The case law defines "contumacious conduct" as a "stubborn resistance to authority." Bullard, 368 F. App'x at 581 (quotation marks omitted); see also McNeal v. Papasan, 842 F.2d 787, 792 (5th Cir. 1988). Ms. Davis's conduct, without question, rises to a level of contumaciousness that justifies sanctions. The Court finds that Ms. Davis knowingly and without any reasonable or credible explanation violated the Court's order to appear at docket call. In light of the record, it is beyond peradventure that Ms. Davis has abused the judicial process in this case. However, the Court is mindful that the sanctions awarded should be proportionate to the offense, so the Court will not dismiss this lawsuit at this time. Instead, the Court orders Ms. Davis to pay all of defense counsel's expenses for coming to Texas and appearing at the docket call which Ms. Davis chose to ignore. Bullard, 368 F. App'x at 581-82 (explaining that, even if the record clearly shows contumacious conduct by the plaintiff, a dismissal with prejudice for failure to comply with a district court's order will only be affirmed where a lesser sanction would not serve the best interests of justice). Defense counsel is ORDERED to submit evidence of the defendant's expenses stemming from the August 10, 2018 hearing by September 7, 2018.
It has long been established that the mere filing of a motion to recuse does not end a district judge's involvement of a case. As one leading treatise on federal procedure states:
On its face [28 U.S.C. § 144] appears to require automatic disqualification upon filing of a proper affidavit. It has not been read this way. Instead, courts have held that the judge has not only the right but the duty to examine the affidavit and certificate to determine whether they are timely and legally sufficient. The affidavit and certificate are strictly construed against the party seeking disqualification. Only if the documents meet this strict scrutiny does recusal become mandatory.

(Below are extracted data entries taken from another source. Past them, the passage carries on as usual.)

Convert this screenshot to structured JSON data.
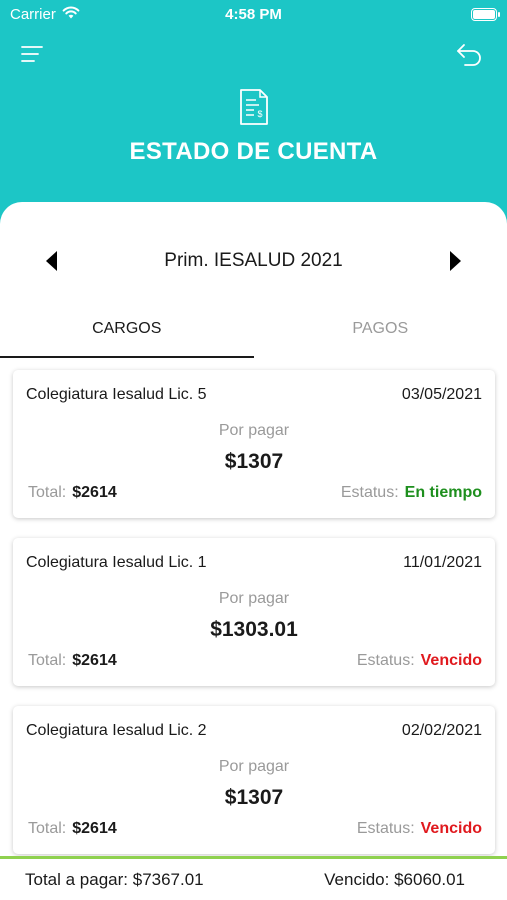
{
  "status_bar": {
    "carrier": "Carrier",
    "time": "4:58 PM"
  },
  "header": {
    "title": "ESTADO DE CUENTA"
  },
  "period": {
    "label": "Prim. IESALUD 2021"
  },
  "tabs": [
    {
      "label": "CARGOS",
      "active": true
    },
    {
      "label": "PAGOS",
      "active": false
    }
  ],
  "cards": [
    {
      "title": "Colegiatura Iesalud Lic. 5",
      "date": "03/05/2021",
      "pending_label": "Por pagar",
      "amount": "$1307",
      "total_label": "Total:",
      "total": "$2614",
      "status_label": "Estatus:",
      "status": "En tiempo",
      "status_color": "#1e8f1e"
    },
    {
      "title": "Colegiatura Iesalud Lic. 1",
      "date": "11/01/2021",
      "pending_label": "Por pagar",
      "amount": "$1303.01",
      "total_label": "Total:",
      "total": "$2614",
      "status_label": "Estatus:",
      "status": "Vencido",
      "status_color": "#e0191e"
    },
    {
      "title": "Colegiatura Iesalud Lic. 2",
      "date": "02/02/2021",
      "pending_label": "Por pagar",
      "amount": "$1307",
      "total_label": "Total:",
      "total": "$2614",
      "status_label": "Estatus:",
      "status": "Vencido",
      "status_color": "#e0191e"
    }
  ],
  "footer": {
    "total_label": "Total a pagar: $7367.01",
    "overdue_label": "Vencido: $6060.01"
  },
  "colors": {
    "header_bg": "#1cc6c6",
    "footer_accent": "#8fd14f"
  }
}
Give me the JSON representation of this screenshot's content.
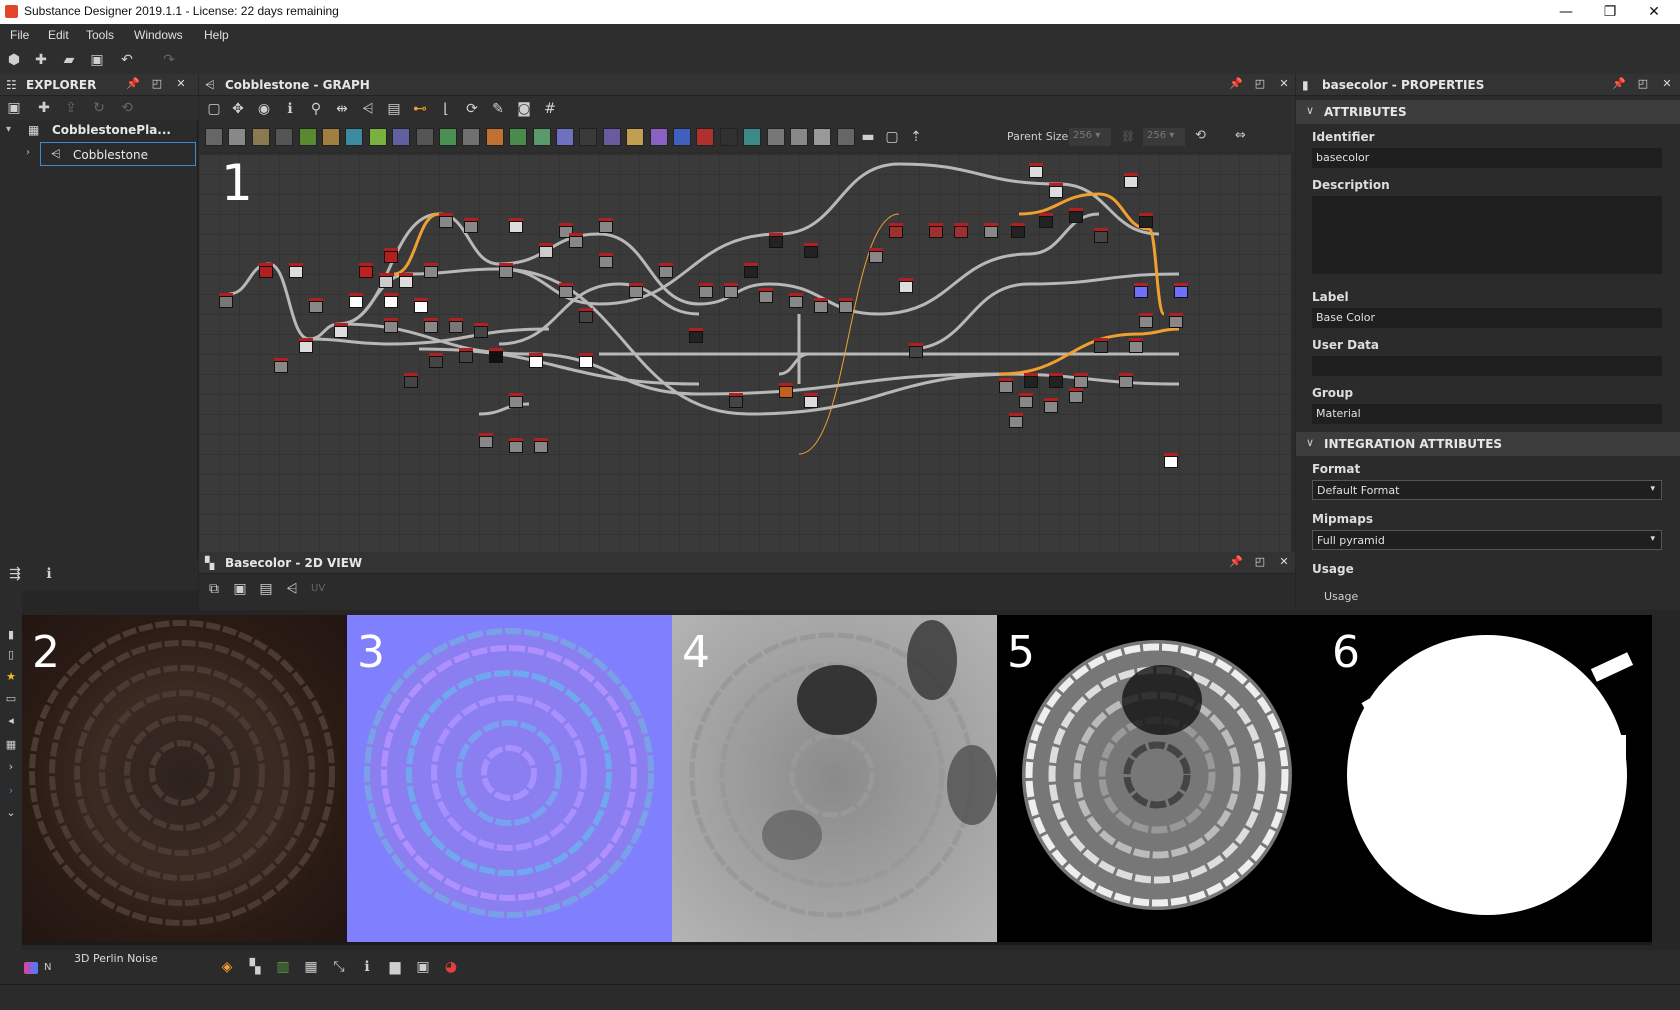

The Court is mindful that Ms. Davis is a solo practitioner and that immediate payment of this sanction could impede her ability to bring this case to trial. In order to avoid creating such an impediment, the Court will allow Ms. Davis to pay the sanction up to seven days after the jury has rendered a verdict. If there is no jury verdict in this case, Ms. Davis may pay the sanction up to seven days after the case has been dismissed or a final judgment has otherwise been rendered.
SIGNED at Galveston, Texas, this 30th day of August, 2018.
/s/_________
George C. Hanks Jr.
United States District Judge
3 CHARLES A. WRIGHT ET AL., FED. PRAC. & PROC. § 3551 (3d ed.) (footnotes omitted).